For George, the loss of privacy is, in fact, business as usual: “How is this any different than direct mail and Nielsen Families and magazines selling their subscriber lists back in the day? The business behavior is identical, just the details and amount of data are more, because we have computers now that can handle more details, and more details equals more accuracy, more accuracy equals less waste and more sales…. allegedly.”

Then he went full Silicon Valley on me: “To me, it’s part of the contract that defines capitalism. To resist this would take up too much energy that I’d rather spend on creating something. But as you can tell, the belief that it’s acceptable is in me, by culture and training and life experience.”

Yes, I blame my culture for all sorts of things, George. You’d be amazed how growing up in England can distort you.
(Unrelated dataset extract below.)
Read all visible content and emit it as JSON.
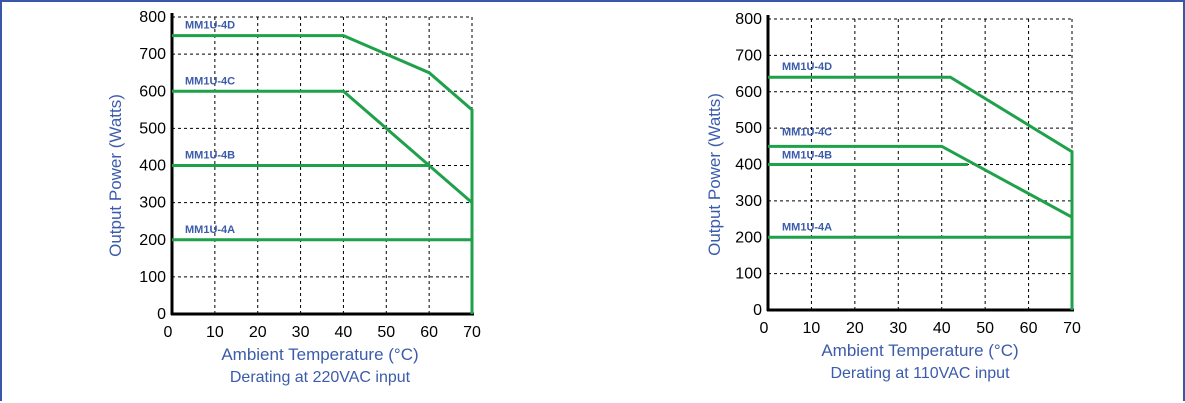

George really does want everyone to stop being fools about this: “It feels inevitable and the future that it enables probably isn’t going to be as terrifying as people imagine it to be.”

Oh, that’s a big relief.

But then he added: “Perhaps that’s just my own rationalization.”

So much of the tech world has been built on rationalization — especially the rational scooping of money — rather than human inspiration, awareness or sensitivity.

Some might wonder whether, in times to come, that will be the biggest regret of all.

But anyway, let me tell you about that time George woke up next to a stranger in a kangaroo costume …just kidding.